子どもたちに笑顔がもどる日を信じたい

 私の職場で働くビルマ人。彼は軍政下の本国で地下に潜り、民主化運動に携わっていましたが、逮捕・拷問され、5年間の獄中生活を強いられました。

 出獄後再度地下に潜り活動を継続していたものの、身辺に捜査の手が及んできたのを知り、「今度逮捕されたならもう命は無い」と思い出国。日本へ亡命してきたのです。

 ポンさんと呼ばれている彼の本名は、ポーン・ミン・トゥン。『Actio』2月25日号掲載のインタビューに登場した全ビルマ学生連盟日本支部長です。その彼が、是非観て欲しいと薦めてくれたのが映画『ビルマ、パゴダの影で』。

 日本のマスコミでも報道されているように、ビルマの軍事政権は国民の民主化要求に対し武力弾圧で応えています。取材中の日本人ジャーナリスト長井健司さんが治安部隊の銃弾に倒れたのも記憶に新しいところです。

 本作品は、一般マスコミに報道されることの無いビルマを映し出しています。危険を犯しつつも周到な準備のもと、タイ国境のジャングルへ潜入し撮影されました。タイや中国との国境に近い地域は、カレン族、シャン族などの少数民族の居住地域です。

 軍事政権による少数民族への弾圧は、民主化を求めるビルマ族にかけられる弾圧よりもはるかに苛烈です。彼等は収奪と殲滅の対象でしかなく、強制労働、拷問、処刑、レイプ等、あらゆる迫害がまかり通っています。

 軍事政権の迫害から逃げ惑う人々に笑顔はありません。子どもたちにすら、ほとんど笑顔は見られません。彼らもまた村を焼かれ、親を殺され、故郷を追われたのです。映画では、迫害を逃れて2、3日ジャングルに隠れた後、さらに1ヶ月ジャングルの中を歩きつづけて、シャン族武装組織の支配する難民キャンプに辿り着いた子どもたちが出てきます。

ビルマ少数民族の子ども

 そこには唯一学校が存在します。子どもたちに「将来、何になりたい?」と質問すると、女の子は「教師」、男の子は「兵士」と答えます。

 「勉強ができることは幸せだと思うよ。勉強したおかげで読み書きを覚えた。でも嬉しくない。親がいないんだから。両親が僕にしてくれたことの恩返しもできないなんて。親孝行もできない。『ありがとう』も言えないんだ」

 この男の子にとっては、このままジャングルの中を逃げつづけるのか、銃を取り政府軍に立ち向かうのか、二つに一つなのです。この子たちが大人になる頃、手にするものが「銃」ではなく「自由」であって欲しいと心から願いました。

 映画のナレーションは、「パゴダの影は暗かった」で終ります。たしかに気持ちが暗くなってしまう、重い映画でした。この映画が完成したのは2004年。今ごろあの子どもたちはどうしているでしょう? 最近雑誌『AERA』に、シャン族ゲリラの訓練キャンプの写真が載っていました。見出しには「3、4割は元僧侶。自らを守るため、シャン族はビルマの片隅で戦いつづける」とあります。

 とは言え、かって軍事クーデター後に少数民族の反政府軍に行なわれていたアメリカやノルウェーからの援助は打ち切られたそうです。理由は彼らが「テロリスト」だから。ビルマの少数民族が置かれている状況は、ますます厳しくなっています。

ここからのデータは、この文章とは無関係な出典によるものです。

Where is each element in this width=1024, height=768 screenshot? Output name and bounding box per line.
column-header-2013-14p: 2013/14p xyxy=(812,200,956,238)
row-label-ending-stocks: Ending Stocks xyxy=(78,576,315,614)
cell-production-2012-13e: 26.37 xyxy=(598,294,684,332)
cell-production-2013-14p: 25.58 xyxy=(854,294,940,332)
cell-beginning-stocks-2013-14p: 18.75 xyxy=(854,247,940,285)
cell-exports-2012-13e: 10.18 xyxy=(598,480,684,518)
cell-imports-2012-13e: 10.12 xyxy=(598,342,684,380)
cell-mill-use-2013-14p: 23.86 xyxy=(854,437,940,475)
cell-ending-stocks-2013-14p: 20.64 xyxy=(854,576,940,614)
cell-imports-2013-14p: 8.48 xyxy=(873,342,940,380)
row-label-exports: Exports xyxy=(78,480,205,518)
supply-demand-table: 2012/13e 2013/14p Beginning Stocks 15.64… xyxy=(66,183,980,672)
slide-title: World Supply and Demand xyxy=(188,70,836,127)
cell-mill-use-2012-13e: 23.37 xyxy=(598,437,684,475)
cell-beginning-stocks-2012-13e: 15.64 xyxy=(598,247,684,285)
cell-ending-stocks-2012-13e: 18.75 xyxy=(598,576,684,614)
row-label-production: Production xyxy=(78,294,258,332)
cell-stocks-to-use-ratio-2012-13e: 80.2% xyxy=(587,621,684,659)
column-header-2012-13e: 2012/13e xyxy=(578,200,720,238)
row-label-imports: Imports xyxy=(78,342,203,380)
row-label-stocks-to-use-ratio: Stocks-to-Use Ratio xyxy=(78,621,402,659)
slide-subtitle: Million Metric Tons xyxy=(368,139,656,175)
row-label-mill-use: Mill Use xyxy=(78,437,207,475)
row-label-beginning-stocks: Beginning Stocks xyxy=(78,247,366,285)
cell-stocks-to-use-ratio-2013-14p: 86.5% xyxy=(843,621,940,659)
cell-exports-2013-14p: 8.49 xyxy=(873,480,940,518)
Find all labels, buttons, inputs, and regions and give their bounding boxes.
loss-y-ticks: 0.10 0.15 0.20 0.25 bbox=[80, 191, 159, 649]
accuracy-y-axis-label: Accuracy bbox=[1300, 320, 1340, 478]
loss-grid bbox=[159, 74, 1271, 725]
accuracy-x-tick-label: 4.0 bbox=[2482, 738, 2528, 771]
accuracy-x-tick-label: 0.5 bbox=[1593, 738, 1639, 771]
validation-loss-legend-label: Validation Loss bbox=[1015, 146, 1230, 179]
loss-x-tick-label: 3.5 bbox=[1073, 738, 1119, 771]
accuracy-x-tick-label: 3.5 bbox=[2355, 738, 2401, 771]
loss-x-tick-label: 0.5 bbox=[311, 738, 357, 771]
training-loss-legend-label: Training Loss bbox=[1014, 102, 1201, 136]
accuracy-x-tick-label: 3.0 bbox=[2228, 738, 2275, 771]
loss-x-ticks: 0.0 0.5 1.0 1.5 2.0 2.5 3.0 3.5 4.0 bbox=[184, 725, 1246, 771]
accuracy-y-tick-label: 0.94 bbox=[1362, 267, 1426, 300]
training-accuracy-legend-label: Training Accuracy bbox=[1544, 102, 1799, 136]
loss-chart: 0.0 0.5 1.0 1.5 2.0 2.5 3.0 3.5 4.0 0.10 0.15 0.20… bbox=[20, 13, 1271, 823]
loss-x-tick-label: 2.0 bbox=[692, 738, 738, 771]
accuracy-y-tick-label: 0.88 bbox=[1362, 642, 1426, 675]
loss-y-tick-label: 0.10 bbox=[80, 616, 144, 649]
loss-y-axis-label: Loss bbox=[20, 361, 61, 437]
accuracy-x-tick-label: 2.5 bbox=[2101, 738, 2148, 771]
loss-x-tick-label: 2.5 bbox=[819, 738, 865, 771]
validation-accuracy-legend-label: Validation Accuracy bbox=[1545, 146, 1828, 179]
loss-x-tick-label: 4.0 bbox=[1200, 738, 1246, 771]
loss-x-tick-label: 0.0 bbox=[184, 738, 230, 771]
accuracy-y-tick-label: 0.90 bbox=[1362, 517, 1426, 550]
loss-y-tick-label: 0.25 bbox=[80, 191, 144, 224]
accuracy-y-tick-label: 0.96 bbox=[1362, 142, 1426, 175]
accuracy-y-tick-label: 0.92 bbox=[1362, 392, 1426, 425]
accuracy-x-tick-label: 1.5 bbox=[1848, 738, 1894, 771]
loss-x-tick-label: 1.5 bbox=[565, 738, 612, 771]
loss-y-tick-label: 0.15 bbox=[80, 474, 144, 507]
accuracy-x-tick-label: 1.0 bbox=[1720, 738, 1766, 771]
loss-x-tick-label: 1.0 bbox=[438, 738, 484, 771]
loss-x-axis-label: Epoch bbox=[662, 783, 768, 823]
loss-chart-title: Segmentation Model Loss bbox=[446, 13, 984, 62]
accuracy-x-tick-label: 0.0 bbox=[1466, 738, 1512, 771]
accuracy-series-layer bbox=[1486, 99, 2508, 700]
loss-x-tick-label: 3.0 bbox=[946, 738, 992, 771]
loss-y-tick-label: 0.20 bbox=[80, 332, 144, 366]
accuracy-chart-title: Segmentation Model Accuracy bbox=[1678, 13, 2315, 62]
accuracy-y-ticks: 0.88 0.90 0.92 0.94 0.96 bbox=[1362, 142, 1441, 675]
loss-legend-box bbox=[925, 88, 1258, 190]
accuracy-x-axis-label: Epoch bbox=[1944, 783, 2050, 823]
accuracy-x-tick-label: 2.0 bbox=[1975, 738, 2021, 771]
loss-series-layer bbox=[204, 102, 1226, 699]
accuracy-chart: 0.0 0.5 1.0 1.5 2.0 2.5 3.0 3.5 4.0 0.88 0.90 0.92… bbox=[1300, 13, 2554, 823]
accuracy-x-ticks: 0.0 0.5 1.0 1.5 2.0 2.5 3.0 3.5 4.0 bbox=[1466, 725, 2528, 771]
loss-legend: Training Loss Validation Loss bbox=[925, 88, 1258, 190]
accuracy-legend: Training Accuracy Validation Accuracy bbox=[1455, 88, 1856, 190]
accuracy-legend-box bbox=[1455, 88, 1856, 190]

 私たちは日本人として何ができるのでしょうか? ビルマに最も影響力があるのは、中国と日本です。しかし中国は自国でチベット民族を弾圧しているくらいですから、ビルマに対しあれこれ言うことはできません。日本が先頭に立って、ビルマ政府にもっと国際的圧力を加えていくしかないのです。

 命からがら日本に脱出してきた政治難民ポンさんは、「もっと知ってください。私達に手を貸してください」と訴えています。私は、ビルマに自由と民主主義が訪れ、政治難民ポンさんが再び祖国の土を踏める日はきっと来るはずだと信じています。